COISAS DO INTERIOR - O milagre

Festa do interior. Ah, que coisa boa! Banda de música, parque de diversão, foguetório, muita comida, procissão e tantas outras festividades típicas, que hoje só têm espaço na memória de quem já as viveram.
Neste saudosismo bucólico, próprio de aposentado sem muito que fazer, lembrei-me de um caso que aconteceu numa cidadezinha histórica aqui de Minas, da qual não citarei o nome, para resguardar sua memória e evitar um possível mal-entendido.
Era um daqueles dias festivos que aconteciam por ocasião do aniversário da cidade, que geralmente coincide com o dia da padroeira. Naquele ano, havia na festa uma grande novidade: um rodeio, com muitos touros e cavalos bravios a desafiarem os corajosos peões e fazerem a alegria dos espectadores.
A procissão, o evento mais esperado da festa, saía da igreja matriz, dava um grande giro pela cidade e retornava à origem, sempre acompanhada por muitos fiéis, curiosos e a indispensável banda de música. O sacristão, caboclo alto, franzino, ia na frente, empunhando um pesado crucifixo, numa cruz quase da sua altura. Atrás, seguia o andor enfeitado com todo esmero, tendo no centro a imagem da padroeira, carregado pelas principais autoridades e pessoas importantes da cidade, seguido pelo padre, beatas, banda de música e pela multidão de fiéis.
Desfilava solenemente a procissão pelas estreitas ruas de pedras centenárias, na mais absoluta normalidade. A banda tocando, as beatas rezando, os curiosos conversando, os fiéis acompanhando e os mais indolentes e idosos nas casas apreciando. Quando o cortejo subia uma ladeira, próxima ao local do rodeio, ouviu-se um alvoroço e, de repente, surgiu um touro furioso correndo ladeira abaixo, em direção à procissão. Foi um deus-nos-acuda. Gente correndo, gente rezando, gente gritando, gente chorando, num desesperado salve-se-quem-puder. Numa ordem inversa, a multidão se atropelava ladeira abaixo, seguida pelos músicos, pelas beatas, pelo padre e pelas pessoas que carregavam o andor, que o colocaram no chão e também deram nas pernas.
O sacristão, que ia na frente, não tendo como correr, porque o andor ocupava toda a rua atrás de si, ergueu o crucifixo o mais que pode e permaneceu firme.

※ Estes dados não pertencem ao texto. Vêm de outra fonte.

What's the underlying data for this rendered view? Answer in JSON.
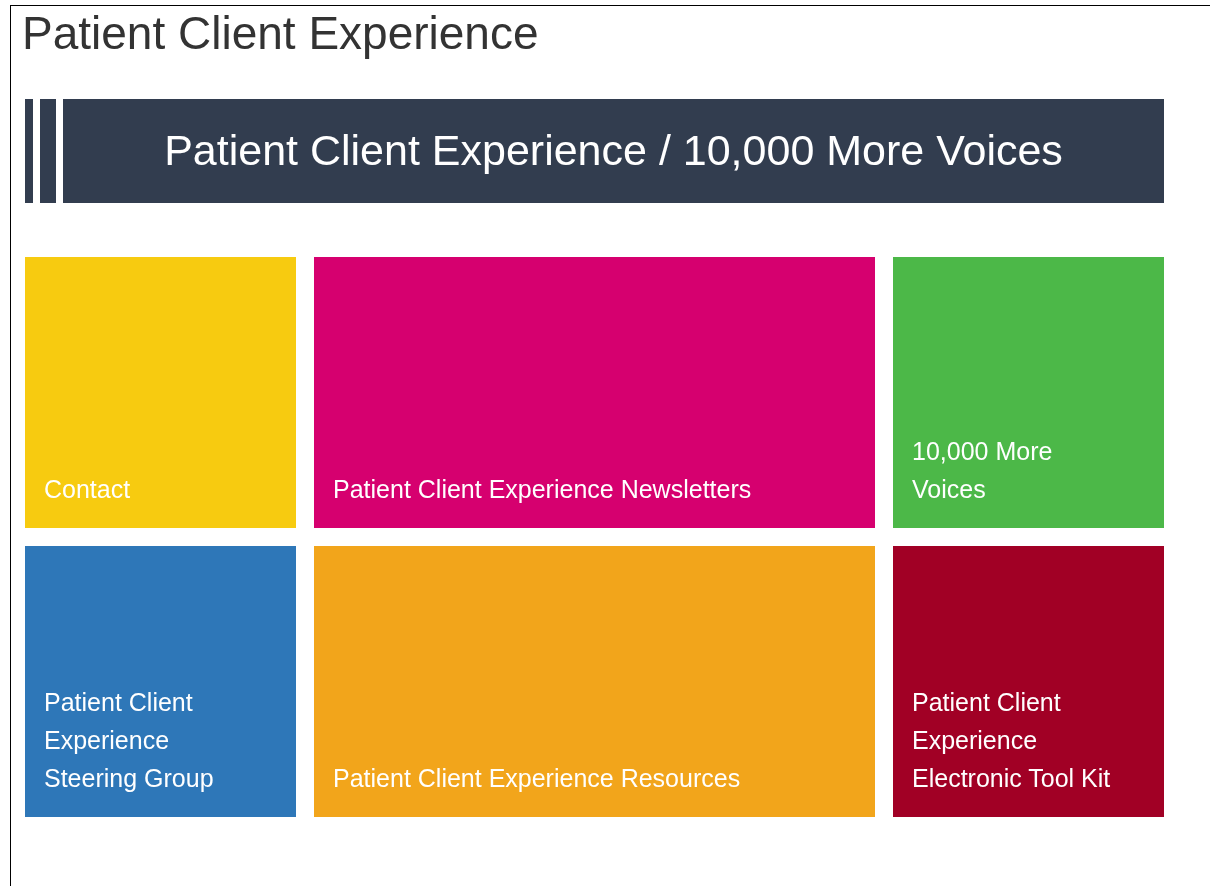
{
  "page_title": "Patient Client Experience",
  "banner": {
    "title": "Patient Client Experience / 10,000 More Voices"
  },
  "tiles": [
    {
      "label": "Contact",
      "color": "#f7cb10"
    },
    {
      "label": "Patient Client Experience Newsletters",
      "color": "#d6006f"
    },
    {
      "label": "10,000 More Voices",
      "color": "#4cb848"
    },
    {
      "label": "Patient Client Experience Steering Group",
      "color": "#2e77b8"
    },
    {
      "label": "Patient Client Experience Resources",
      "color": "#f2a51b"
    },
    {
      "label": "Patient Client Experience Electronic Tool Kit",
      "color": "#a10025"
    }
  ]
}
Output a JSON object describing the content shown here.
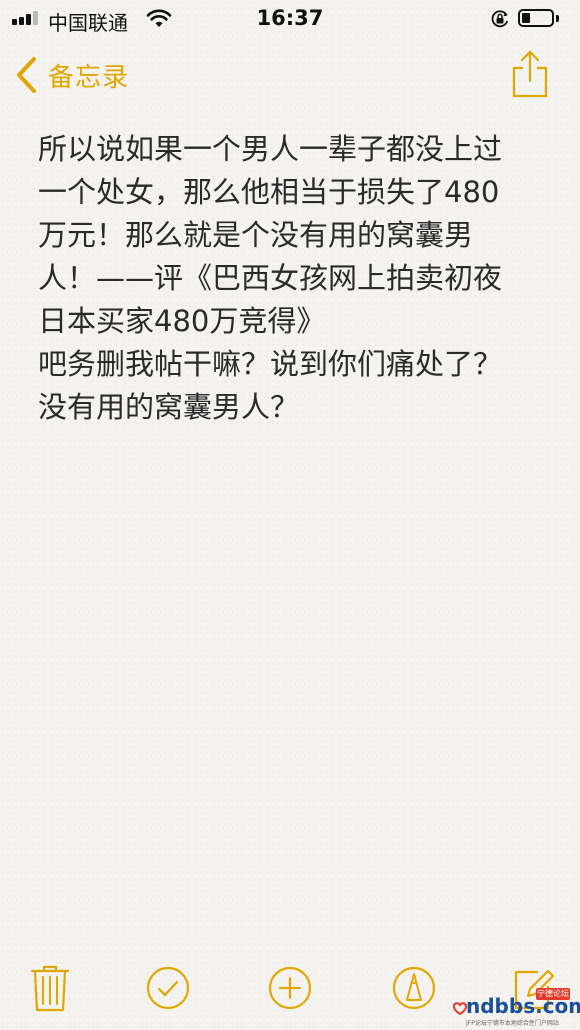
{
  "status_bar": {
    "carrier": "中国联通",
    "time": "16:37"
  },
  "nav": {
    "back_label": "备忘录",
    "back_icon": "chevron-left-icon",
    "share_icon": "share-icon"
  },
  "note": {
    "lines": [
      "所以说如果一个男人一辈子都没上过",
      "一个处女，那么他相当于损失了480",
      "万元！那么就是个没有用的窝囊男",
      "人！——评《巴西女孩网上拍卖初夜",
      "日本买家480万竞得》",
      "吧务删我帖干嘛？说到你们痛处了？",
      "没有用的窝囊男人？"
    ]
  },
  "toolbar": {
    "icons": [
      "trash-icon",
      "checklist-icon",
      "add-icon",
      "sketch-icon",
      "compose-icon"
    ]
  },
  "watermark": {
    "domain": "ndbbs.com",
    "badge": "宁德论坛",
    "sub": "JFP论坛宁德市本地综合性门户网站"
  },
  "colors": {
    "accent": "#e2a600",
    "text": "#2a2a2a",
    "background": "#f4f3f0"
  }
}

O touro, assustado com aquela balbúrdia interrompendo a rua à sua frente, estacou-se de repente e, num rodopio, bateu em retirada.
Passado o susto, veio então o alívio. As beatas, retornando ao local da cena, começaram a gritar: milagre, milagre! O boi temeu a cruz e foi embora! E o povo estupefato, acreditando tratar-se realmente de um milagre, seguiu em coro.
Então, o padre aproximou-se do sacristão e, levado pelo coro das beatas, disse-lhe afetuosamente:
Meu filho, a sua fé evitou uma tragédia! Você ergueu a cruz e fez o boi parar! Você foi muito corajoso e também de muita fé!
De pronto, o sacristão, ainda meio trêmulo, respondeu:
Fé nada, sô padre! Eu armei bem a cruiz pruquê se ele vem, eu dava nele uma CRISTADA que era uma só!